Morgana Roy worked in a small suite of offices hard by a gymnasium, and those new to her unit were assaulted by the smells of stale sweat, underarm odor, and worse, which insinuated themselves through the baseboards of the wall that separated the offices from the gym. Twice a week these would be temporarily overpowered by the acrid stench of Lysol and bleach. Morgana seemed unaware of these odious smells, or perhaps she had become accustomed to them.

Using a magnetic key card, she passed through the door marked with a small, discreet sign: MEME LLC, printed on a sheet of plain white paper. It looked as unsettled as Morgana’s state of mind, and in bad weather it had to be replaced almost daily. Still, there was no plan for anything permanent to take its place. Across the street was the smallest post office Morgana had ever seen, a tiny brick building with a sadly draped banner, RENT A P.O. BOX TODAY, hanging off the iron railing of the cement handicap ramp.
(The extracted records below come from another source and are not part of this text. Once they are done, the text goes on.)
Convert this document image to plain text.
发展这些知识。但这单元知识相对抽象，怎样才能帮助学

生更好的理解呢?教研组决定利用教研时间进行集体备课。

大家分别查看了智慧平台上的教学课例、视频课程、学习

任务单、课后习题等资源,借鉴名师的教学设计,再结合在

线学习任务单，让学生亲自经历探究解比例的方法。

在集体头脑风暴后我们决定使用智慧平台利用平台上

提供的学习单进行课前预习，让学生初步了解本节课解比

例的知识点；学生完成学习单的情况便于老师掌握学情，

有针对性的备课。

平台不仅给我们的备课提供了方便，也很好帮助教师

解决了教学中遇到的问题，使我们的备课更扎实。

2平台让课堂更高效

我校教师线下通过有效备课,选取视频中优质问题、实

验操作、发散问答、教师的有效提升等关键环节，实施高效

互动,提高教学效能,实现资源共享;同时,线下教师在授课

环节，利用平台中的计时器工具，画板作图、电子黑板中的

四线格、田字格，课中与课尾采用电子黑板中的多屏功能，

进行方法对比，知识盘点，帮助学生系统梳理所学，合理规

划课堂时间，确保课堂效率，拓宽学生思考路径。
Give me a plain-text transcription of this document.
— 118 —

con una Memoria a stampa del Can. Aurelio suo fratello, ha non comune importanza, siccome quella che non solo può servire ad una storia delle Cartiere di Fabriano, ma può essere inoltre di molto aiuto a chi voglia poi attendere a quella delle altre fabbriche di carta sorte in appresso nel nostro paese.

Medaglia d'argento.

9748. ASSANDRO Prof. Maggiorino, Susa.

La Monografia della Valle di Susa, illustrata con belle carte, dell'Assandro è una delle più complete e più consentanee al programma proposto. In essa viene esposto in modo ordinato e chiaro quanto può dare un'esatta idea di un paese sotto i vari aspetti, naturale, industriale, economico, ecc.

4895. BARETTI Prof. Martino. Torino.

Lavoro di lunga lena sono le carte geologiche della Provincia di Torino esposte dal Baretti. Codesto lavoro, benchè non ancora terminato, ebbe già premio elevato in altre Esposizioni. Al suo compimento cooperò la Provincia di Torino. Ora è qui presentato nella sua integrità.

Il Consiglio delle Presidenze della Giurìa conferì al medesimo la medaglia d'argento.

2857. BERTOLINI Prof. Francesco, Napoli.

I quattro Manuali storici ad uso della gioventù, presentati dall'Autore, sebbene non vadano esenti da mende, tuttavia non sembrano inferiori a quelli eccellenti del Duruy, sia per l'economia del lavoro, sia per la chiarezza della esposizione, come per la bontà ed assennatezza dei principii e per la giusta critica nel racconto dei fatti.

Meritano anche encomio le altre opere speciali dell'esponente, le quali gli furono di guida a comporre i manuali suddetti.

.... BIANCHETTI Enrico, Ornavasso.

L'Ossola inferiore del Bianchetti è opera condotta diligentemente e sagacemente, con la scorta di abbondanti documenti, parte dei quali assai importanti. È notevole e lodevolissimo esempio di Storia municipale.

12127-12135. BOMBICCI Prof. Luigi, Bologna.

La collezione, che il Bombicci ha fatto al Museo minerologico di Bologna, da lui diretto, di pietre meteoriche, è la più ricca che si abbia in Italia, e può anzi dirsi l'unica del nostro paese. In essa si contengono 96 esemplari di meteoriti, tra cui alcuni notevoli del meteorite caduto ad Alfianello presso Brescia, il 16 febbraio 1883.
At Morgana’s entrance, a heavyset young woman of twenty-three in a distinctly non–government issue gabardine suit got up from behind a desk, said, “Good morning,” and went to fetch them both cappuccinos.
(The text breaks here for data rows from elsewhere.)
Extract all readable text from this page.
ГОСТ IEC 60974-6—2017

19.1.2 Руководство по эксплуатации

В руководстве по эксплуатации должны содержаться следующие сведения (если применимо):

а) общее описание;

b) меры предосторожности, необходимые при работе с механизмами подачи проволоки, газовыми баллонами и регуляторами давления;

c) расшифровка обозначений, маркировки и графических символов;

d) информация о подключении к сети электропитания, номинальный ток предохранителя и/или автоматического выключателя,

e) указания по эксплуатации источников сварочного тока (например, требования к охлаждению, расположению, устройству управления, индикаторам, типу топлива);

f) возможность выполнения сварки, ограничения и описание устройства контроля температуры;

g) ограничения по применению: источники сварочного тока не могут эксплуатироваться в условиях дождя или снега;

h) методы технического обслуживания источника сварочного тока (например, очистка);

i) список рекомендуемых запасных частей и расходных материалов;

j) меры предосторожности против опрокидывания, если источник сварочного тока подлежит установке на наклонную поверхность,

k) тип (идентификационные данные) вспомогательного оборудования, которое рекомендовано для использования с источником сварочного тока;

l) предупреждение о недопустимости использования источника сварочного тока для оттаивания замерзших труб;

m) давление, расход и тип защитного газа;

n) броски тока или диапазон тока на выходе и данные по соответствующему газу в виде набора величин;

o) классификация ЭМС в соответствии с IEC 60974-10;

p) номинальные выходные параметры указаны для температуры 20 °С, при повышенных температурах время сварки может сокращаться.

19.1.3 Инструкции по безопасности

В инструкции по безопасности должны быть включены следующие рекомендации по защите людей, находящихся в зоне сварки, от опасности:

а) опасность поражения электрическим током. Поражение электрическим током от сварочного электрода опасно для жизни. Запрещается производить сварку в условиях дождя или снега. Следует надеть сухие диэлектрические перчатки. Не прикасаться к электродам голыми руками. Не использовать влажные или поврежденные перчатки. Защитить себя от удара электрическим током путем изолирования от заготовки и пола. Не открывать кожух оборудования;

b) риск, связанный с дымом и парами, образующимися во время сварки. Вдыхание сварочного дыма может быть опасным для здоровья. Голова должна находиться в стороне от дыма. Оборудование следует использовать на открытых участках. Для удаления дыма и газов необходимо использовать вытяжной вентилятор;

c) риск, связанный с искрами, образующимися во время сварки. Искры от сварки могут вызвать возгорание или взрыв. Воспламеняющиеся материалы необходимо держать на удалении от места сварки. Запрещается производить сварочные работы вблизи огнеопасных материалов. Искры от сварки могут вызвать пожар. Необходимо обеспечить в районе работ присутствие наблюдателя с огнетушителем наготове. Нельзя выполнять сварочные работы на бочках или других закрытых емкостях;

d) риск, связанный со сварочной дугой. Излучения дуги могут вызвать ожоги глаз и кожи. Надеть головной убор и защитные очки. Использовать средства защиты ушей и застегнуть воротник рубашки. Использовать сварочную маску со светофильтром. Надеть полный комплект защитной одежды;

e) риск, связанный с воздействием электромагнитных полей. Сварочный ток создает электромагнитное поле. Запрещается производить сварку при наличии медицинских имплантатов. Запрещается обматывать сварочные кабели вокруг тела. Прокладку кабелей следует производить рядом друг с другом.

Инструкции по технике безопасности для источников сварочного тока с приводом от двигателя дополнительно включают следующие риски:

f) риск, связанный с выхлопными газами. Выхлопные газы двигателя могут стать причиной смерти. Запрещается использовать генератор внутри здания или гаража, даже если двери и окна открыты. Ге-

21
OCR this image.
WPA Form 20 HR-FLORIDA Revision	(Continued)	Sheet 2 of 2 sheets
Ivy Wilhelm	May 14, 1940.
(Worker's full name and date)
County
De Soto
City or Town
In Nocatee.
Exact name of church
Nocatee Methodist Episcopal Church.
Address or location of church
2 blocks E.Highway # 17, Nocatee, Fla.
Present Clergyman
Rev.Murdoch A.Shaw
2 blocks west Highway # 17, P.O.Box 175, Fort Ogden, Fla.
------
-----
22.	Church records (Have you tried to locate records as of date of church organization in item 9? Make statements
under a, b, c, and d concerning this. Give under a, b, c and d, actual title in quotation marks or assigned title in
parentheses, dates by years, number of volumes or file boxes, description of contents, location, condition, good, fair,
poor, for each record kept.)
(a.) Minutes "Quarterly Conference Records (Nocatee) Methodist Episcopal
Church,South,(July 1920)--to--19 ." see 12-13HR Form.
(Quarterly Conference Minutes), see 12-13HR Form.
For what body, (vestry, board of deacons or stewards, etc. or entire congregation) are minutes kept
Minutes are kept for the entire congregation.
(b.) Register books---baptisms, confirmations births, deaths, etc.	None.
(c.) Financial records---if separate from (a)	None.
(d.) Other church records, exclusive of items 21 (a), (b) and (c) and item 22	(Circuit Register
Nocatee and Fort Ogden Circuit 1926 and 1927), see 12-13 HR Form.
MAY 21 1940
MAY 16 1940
“Good morning, Rose,” Morgana said when Rose returned.

Beside Rose’s desk a rubber plant’s leaves shone as if polished daily. To the right was a cabinet, closed and locked, that, in fact, contained nothing at all. To the left stood a row of three chairs that had never been sat on, a low table on which were scattered copies of Vanity Fair and Wired, never read but nevertheless kept current. There were never any visitors to Meme LLC, ever.

At thirty, Morgana was the oldest member of the crew. She had seven people working for her in the office, seven more out in the field. All of them were young and ruthless; they had, to a person, lean and hungry looks, which was just the way she wanted them.

There were two doors in the wall behind Rose. The one on the right led to a break room, complete with a refrigerator-freezer, a two-burner stove, a sink, food cabinets, a coffee bean grinder, and the cappuccino-espresso maker. Farther along lurked a warren of storerooms that eventually led to a basement.

The left-hand door was locked with a retina-recognition system. Morgana, cappuccino in hand, looked into the display, opening the door. She took a judicious sip of her cappuccino before stepping across the threshold.

She entered a large, windowless room. Across the left wall was a mosaic of LED flat-panel screens, but instead of showing feeds of CCTV cameras in airports and street corners in cities around the world, or images of desert encampments relayed from various drones, these screens contained images from computer terminals, hard drive data folders, dynamic malware firewalls. The images kept changing, often so fast they became a blur. Most of the writing on the screens was in Russian Cyrillic or Mandarin Chinese, but there was one in Persian, others in Hebrew and Arabic, still another in Urdu, a final one in Pashto.